We’ve seen no shortage of controversy when it comes to AI. In just the past year, we’ve seen robo-editors confuse mixed-race singers, an algorithm appearing to penalize top-performing students from disadvantaged backgrounds, and an AI-powered tool appearing to favor white faces over black faces. Companies need a plan for mitigating any risk associated with AI. How should organizations develop and implement AI products without falling into ethical pitfalls along the way? The answer boils down to data quality and explainable AI; having the applications able to demonstrate what data was used, knowing who trained the AI training criteria, and making it as clear as possible how the AI came to its answers.
Data quality fuels AI quality
Organizations must remember that AI is not unethical per se, but is limited by the information it is fed and the objectives is given. AI algorithms are trained through a set of data that is used to inform or build the algorithm. If an algorithm is making inaccurate or unethical decisions, it may mean there was not sufficient data to train the model. A new concept of AI quality alongside data quality is fundamental to ensure compliance and ethical risks are spotted in time and properly addressed. It is essential that algorithms operate with enough high-quality data and within a well-defined and unbiased context.
Data and AI quality start with the people that do the work. A workers’ experience significantly impacts the work they deliver, and leadership should ensure developer teams and data scientists collecting and analyzing the data are well-rounded and diverse. Unfortunately, businesses around the world are struggling to establish this precedent. According to research, 80 percent of AI professors are men, and women AI researchers at big tech firms including Facebook and Google represent only 15 percent and 10 percent, respectively. When we don’t take steps to mitigate this, the results can be poor feedback loops that can trap people based on their origins, history or a stereotype.
Regular training is also essential to data quality, as designers need to be aware of all the implications that go into collecting and analyzing quality data. Depending on the difficulty and complexity of a task, customized training may be required to ensure the continued skill development of the data worker, which results in higher quality work. For simpler tasks, minimal training may be enough to deliver quality results.
Optimizing data quality
Building AI systems that battle bias is not only a matter of having more diverse and diversity-minded design teams. It also involves training the programs to behave inclusively. Many of the data sets used to train AI systems contain historical artifacts of biases. If those associations aren’t identified and removed, they will be perpetuated and reinforced. While AI programs learn by finding patterns in data, they need guidance from humans to ensure that the software doesn’t jump to the wrong conclusions. A “check list” should be created, supported by leadership, to guide data scientists and AI engineers and more broadly ‘Data Citizens’, to identify sources of bias in data and to check AI models for fairness. Where possible, developers should attempt to work with simple interpretable models, which also solve issues around explainability and sustainability.
No element is more essential than quality training data, which refers to the initial data that is used to develop an AI model, from which the model creates and refines its rules. The quality of this data has profound implications for the model’s subsequent development, setting a powerful precedent for all future applications that use the same training data. Data labeling is the backbone of good AI training, because, in a simplistic way, it ‘tells’ the model what a good or bad outcome looks like.
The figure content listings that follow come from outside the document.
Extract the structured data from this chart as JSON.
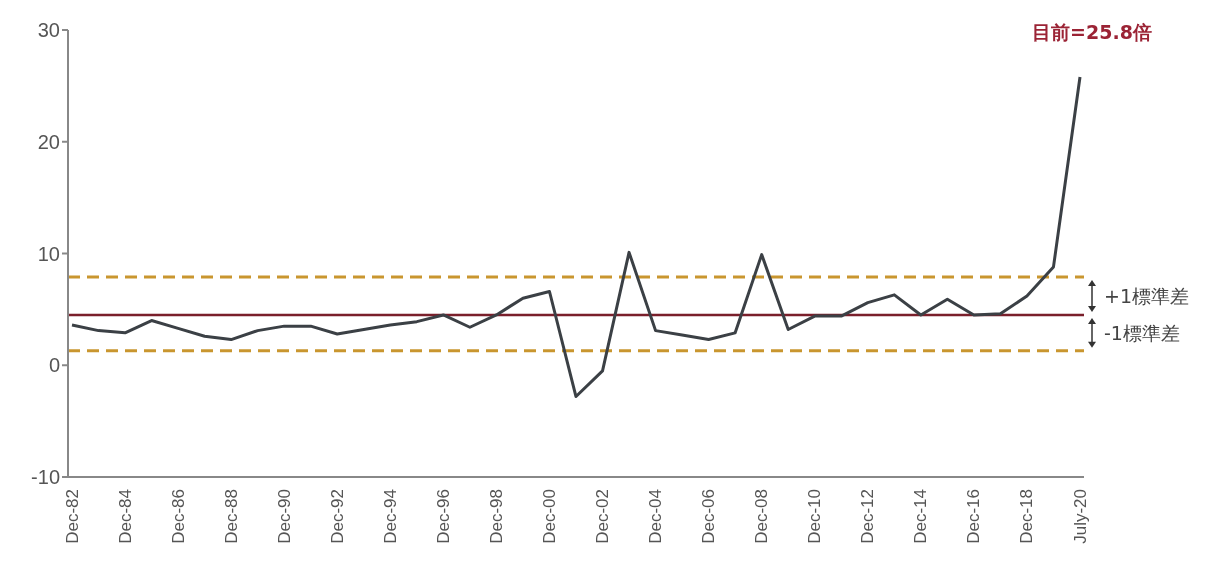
{
  "chart_data": {
    "type": "line",
    "categories": [
      "Dec-82",
      null,
      "Dec-84",
      null,
      "Dec-86",
      null,
      "Dec-88",
      null,
      "Dec-90",
      null,
      "Dec-92",
      null,
      "Dec-94",
      null,
      "Dec-96",
      null,
      "Dec-98",
      null,
      "Dec-00",
      null,
      "Dec-02",
      null,
      "Dec-04",
      null,
      "Dec-06",
      null,
      "Dec-08",
      null,
      "Dec-10",
      null,
      "Dec-12",
      null,
      "Dec-14",
      null,
      "Dec-16",
      null,
      "Dec-18",
      null,
      "July-20"
    ],
    "series": [
      {
        "color": "#3b4045",
        "values": [
          3.6,
          3.1,
          2.9,
          4.0,
          3.3,
          2.6,
          2.3,
          3.1,
          3.5,
          3.5,
          2.8,
          3.2,
          3.6,
          3.9,
          4.5,
          3.4,
          4.5,
          6.0,
          6.6,
          -2.8,
          -0.5,
          10.1,
          3.1,
          2.7,
          2.3,
          2.9,
          9.9,
          3.2,
          4.4,
          4.4,
          5.6,
          6.3,
          4.5,
          5.9,
          4.5,
          4.6,
          6.2,
          8.8,
          25.8
        ]
      }
    ],
    "ylim": [
      -10,
      30
    ],
    "yticks": [
      -10,
      0,
      10,
      20,
      30
    ],
    "marker": "none",
    "line_style": "solid",
    "ref_lines": [
      {
        "axis": "y",
        "value": 4.5,
        "color": "#7a1f2b",
        "line_style": "solid"
      },
      {
        "axis": "y",
        "value": 7.9,
        "label": "+1標準差",
        "color": "#c9962f",
        "line_style": "dashed"
      },
      {
        "axis": "y",
        "value": 1.3,
        "label": "-1標準差",
        "color": "#c9962f",
        "line_style": "dashed"
      }
    ],
    "annotations": [
      {
        "text": "目前=25.8倍",
        "x": "July-20",
        "y": 25.8
      }
    ]
  }
}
An AI model can learn from the labeled data and when such scenarios come again in real life, it can give the most suitable results. The best process for labeling quality training data is built for scale, with tight quality controls and clear parameters for task precision.
Establish a system of governance
Whilst AI ethicists are important to make AI right, they can’t succeed without the proper implementation standards and technology supports. Establishing a system of governance with clear owners and stakeholders for all AI projects is crucial. All involved parties have to play their role to make sure AI is not only successful, but fair and controlled at the same time. This includes monitoring data regularly to ensure bias is not creeping in and the models continue to operate as intended. Whether it’s the data scientist or a dedicated hands-on AI ethicist, someone has to be ultimately responsible for AI policies and protocols.
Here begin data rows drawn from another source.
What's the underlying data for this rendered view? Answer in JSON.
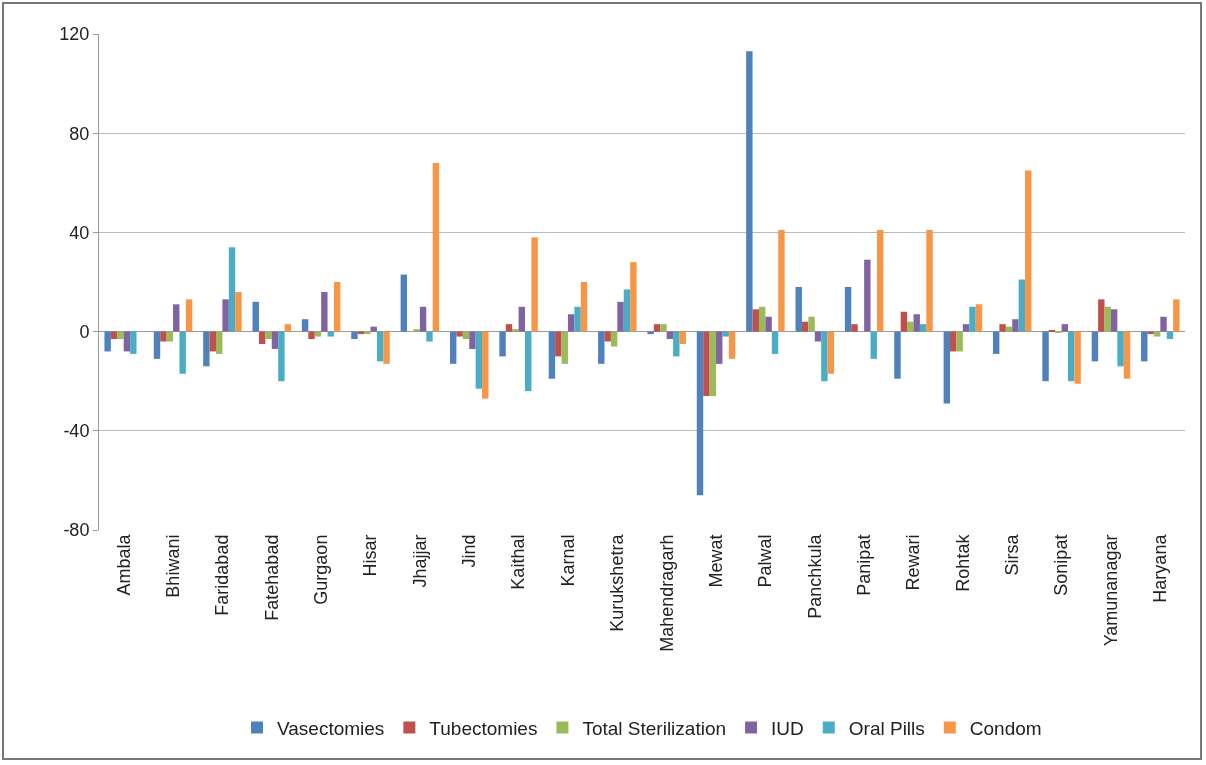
{
  "chart_data": {
    "type": "bar",
    "categories": [
      "Ambala",
      "Bhiwani",
      "Faridabad",
      "Fatehabad",
      "Gurgaon",
      "Hisar",
      "Jhajjar",
      "Jind",
      "Kaithal",
      "Karnal",
      "Kurukshetra",
      "Mahendragarh",
      "Mewat",
      "Palwal",
      "Panchkula",
      "Panipat",
      "Rewari",
      "Rohtak",
      "Sirsa",
      "Sonipat",
      "Yamunanagar",
      "Haryana"
    ],
    "series": [
      {
        "name": "Vasectomies",
        "color": "#4f81bd",
        "values": [
          -8,
          -11,
          -14,
          12,
          5,
          -3,
          23,
          -13,
          -10,
          -19,
          -13,
          -1,
          -66,
          113,
          18,
          18,
          -19,
          -29,
          -9,
          -20,
          -12,
          -12
        ]
      },
      {
        "name": "Tubectomies",
        "color": "#c0504d",
        "values": [
          -3,
          -4,
          -8,
          -5,
          -3,
          -1,
          0,
          -2,
          3,
          -10,
          -4,
          3,
          -26,
          9,
          4,
          3,
          8,
          -8,
          3,
          0.5,
          13,
          -1
        ]
      },
      {
        "name": "Total Sterilization",
        "color": "#9bbb59",
        "values": [
          -3,
          -4,
          -9,
          -3,
          -2,
          -1,
          1,
          -3,
          1,
          -13,
          -6,
          3,
          -26,
          10,
          6,
          0,
          4,
          -8,
          2,
          -0.5,
          10,
          -2
        ]
      },
      {
        "name": "IUD",
        "color": "#8064a2",
        "values": [
          -8,
          11,
          13,
          -7,
          16,
          2,
          10,
          -7,
          10,
          7,
          12,
          -3,
          -13,
          6,
          -4,
          29,
          7,
          3,
          5,
          3,
          9,
          6
        ]
      },
      {
        "name": "Oral Pills",
        "color": "#4bacc6",
        "values": [
          -9,
          -17,
          34,
          -20,
          -2,
          -12,
          -4,
          -23,
          -24,
          10,
          17,
          -10,
          -2,
          -9,
          -20,
          -11,
          3,
          10,
          21,
          -20,
          -14,
          -3
        ]
      },
      {
        "name": "Condom",
        "color": "#f79646",
        "values": [
          0,
          13,
          16,
          3,
          20,
          -13,
          68,
          -27,
          38,
          20,
          28,
          -5,
          -11,
          41,
          -17,
          41,
          41,
          11,
          65,
          -21,
          -19,
          13
        ]
      }
    ],
    "ylim": [
      -80,
      120
    ],
    "yticks": [
      -80,
      -40,
      0,
      40,
      80,
      120
    ],
    "grid": "y",
    "legend": "bottom"
  }
}
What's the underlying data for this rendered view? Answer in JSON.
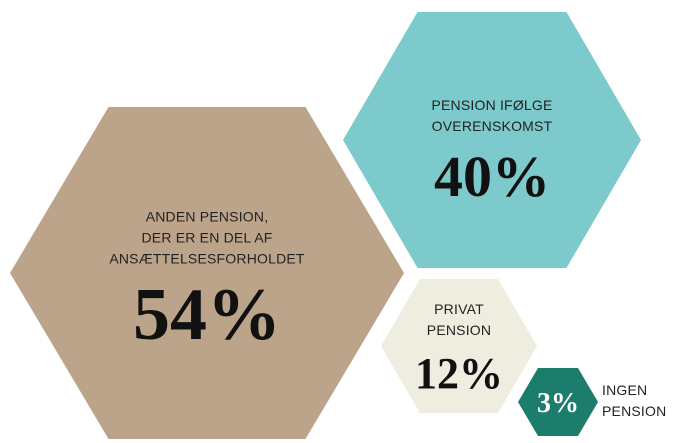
{
  "chart_data": {
    "type": "hexagon",
    "categories": [
      "ANDEN PENSION,\nDER ER EN DEL AF\nANSÆTTELSESFORHOLDET",
      "PENSION IFØLGE\nOVERENSKOMST",
      "PRIVAT\nPENSION",
      "INGEN\nPENSION"
    ],
    "values": [
      54,
      40,
      12,
      3
    ],
    "value_labels": [
      "54%",
      "40%",
      "12%",
      "3%"
    ],
    "colors": [
      "#bca48a",
      "#7ccacb",
      "#efede0",
      "#1d7d6c"
    ]
  }
}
The call for AI ethicists is only growing as technology leaders publicly acknowledge that their products may be harmful to employment, privacy, and human rights. Several organizations have taken the lead on the actual hiring, while others have made recommendations to hire for this role under different titles like chief trust officer, ethical AI lead, or trust and safety policy advisor. Regardless of the title, a clear role should be established to make sure output and performance of AI are within a given ethical framework.
Turn statements into action
No data model is perfect. That means human beings need to constantly monitor the systems looking for potential ethical problems. Mere accountability isn't enough; all parties involved need to be actively tracking the AI's actions and interactions with humans and making adjustments as necessary to ensure the technology does not cross any ethical boundaries.
Organizations must identify the boundaries, how to enforce them and even how to change them, if necessary. We as professionals and individuals are expected to behave and act ethically and the same should be expected of AI. Just as we’ve always had a need for robust governance with standard analytics, we also have this responsibility with the data that feeds our AI systems — with potentially far greater consequences, as AI starts to ask the questions and define the answers itself.